E do ponto de vista psicológico, o que está acontecendo com as pessoas? As mazelas também aprecem, o medo arranca à força as máscaras, elas entram em contado com seus anjos e demônios que dormem abraçados no seu mundo interno, a sombra pede passagem e se apresenta com força na consciência. Muito difícil para quem usa a máscara do cidadão de bem encarar seus demônios, mas, do ponto de vista da saúde psíquica, esse contato pode ser numinoso, pode derrubar muita gente do pedestal da arrogância, desconstruindo suas ilusões e ao mesmo tempo humanizando e tornando melhores os seres humanos.
Um olhar espiritual para tudo isso nos leva a conclusão que há sim u’a mão invisível, colocando as coisas no lugar devido e demonstrando nossos equívocos, não como castigo ou aniquilação, mas que, de forma pedagógica, convida-nos a rever a forma que constituímos e sustentamos as sociedades humanas.
A sobrevivência da humanidade e sua multiplicação se deu pela força da união, em uma terra inóspita e com nossa fragilidade física frente aos outros habitantes do planeta, e não teria sido possível sem a união e a inteligência da raça humana. Espero que esse pequeno vírus reabilite nossa humanidade e união.

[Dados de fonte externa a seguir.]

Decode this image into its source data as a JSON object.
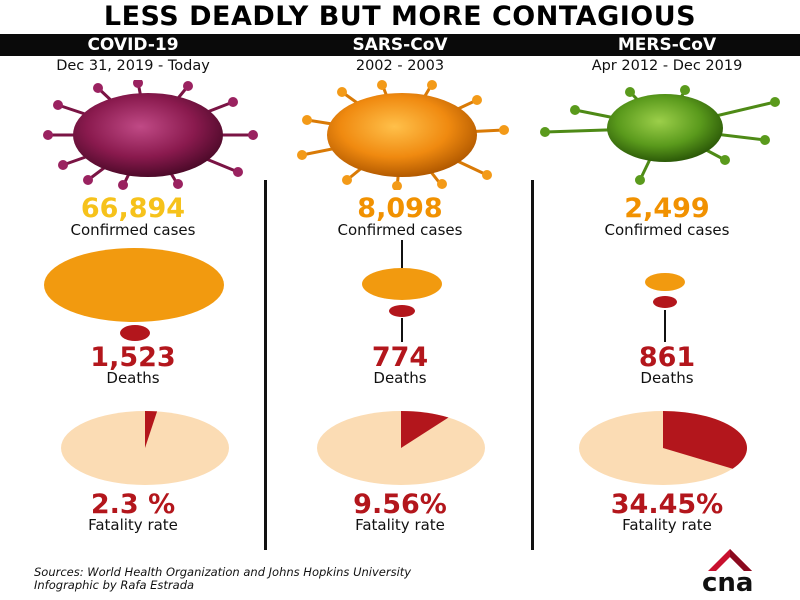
{
  "title": "LESS DEADLY BUT MORE CONTAGIOUS",
  "colors": {
    "header_bg": "#0a0a0a",
    "cases_covid": "#f6c21b",
    "cases_other": "#f19100",
    "deaths_red": "#b3161c",
    "pie_base": "#fbdcb4",
    "pie_slice": "#b3161c"
  },
  "columns": [
    {
      "name": "COVID-19",
      "dates": "Dec 31, 2019 - Today",
      "virus_color": "magenta-virus",
      "cases": "66,894",
      "cases_label": "Confirmed cases",
      "deaths": "1,523",
      "deaths_label": "Deaths",
      "fatality": "2.3 %",
      "fatality_label": "Fatality rate",
      "fatality_value": 2.3
    },
    {
      "name": "SARS-CoV",
      "dates": "2002 - 2003",
      "virus_color": "orange-virus",
      "cases": "8,098",
      "cases_label": "Confirmed cases",
      "deaths": "774",
      "deaths_label": "Deaths",
      "fatality": "9.56%",
      "fatality_label": "Fatality rate",
      "fatality_value": 9.56
    },
    {
      "name": "MERS-CoV",
      "dates": "Apr 2012 - Dec 2019",
      "virus_color": "green-virus",
      "cases": "2,499",
      "cases_label": "Confirmed cases",
      "deaths": "861",
      "deaths_label": "Deaths",
      "fatality": "34.45%",
      "fatality_label": "Fatality rate",
      "fatality_value": 34.45
    }
  ],
  "sources": "Sources: World Health Organization and Johns Hopkins University",
  "credit": "Infographic by Rafa Estrada",
  "logo_text": "cna"
}
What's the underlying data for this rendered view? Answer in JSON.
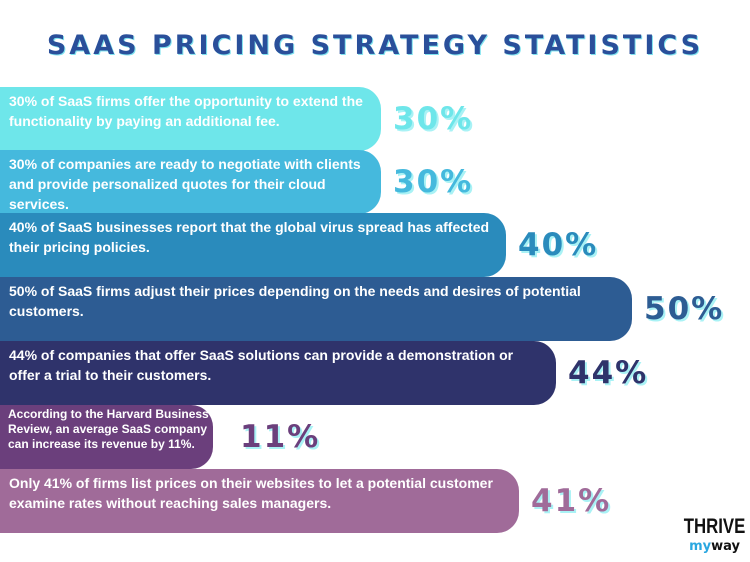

O momento vai passar, o vírus não vai aniquilar a raça humana, vamos sobreviver a mais esse drama, como sobrevivemos a tantos outros ao longo da nossa história na Terra, mas espero que a resultante da experiência seja perene, que de tudo isso possamos sair melhores, mais despertos para a realidade da nossa existência como espíritos imortais vivendo uma realidade compartilhada e aprendendo com ela. Não permitamos que o medo seja o fio condutor dessa rica experiência, cultivemos a paz e o equilíbrio interior, sejamos solidários(as), fraternos(as), pois a saída está na união, na irmandade, na ruptura de um sistema individualista e na construção de um sistema cuja base fundamental seja o bem coletivo.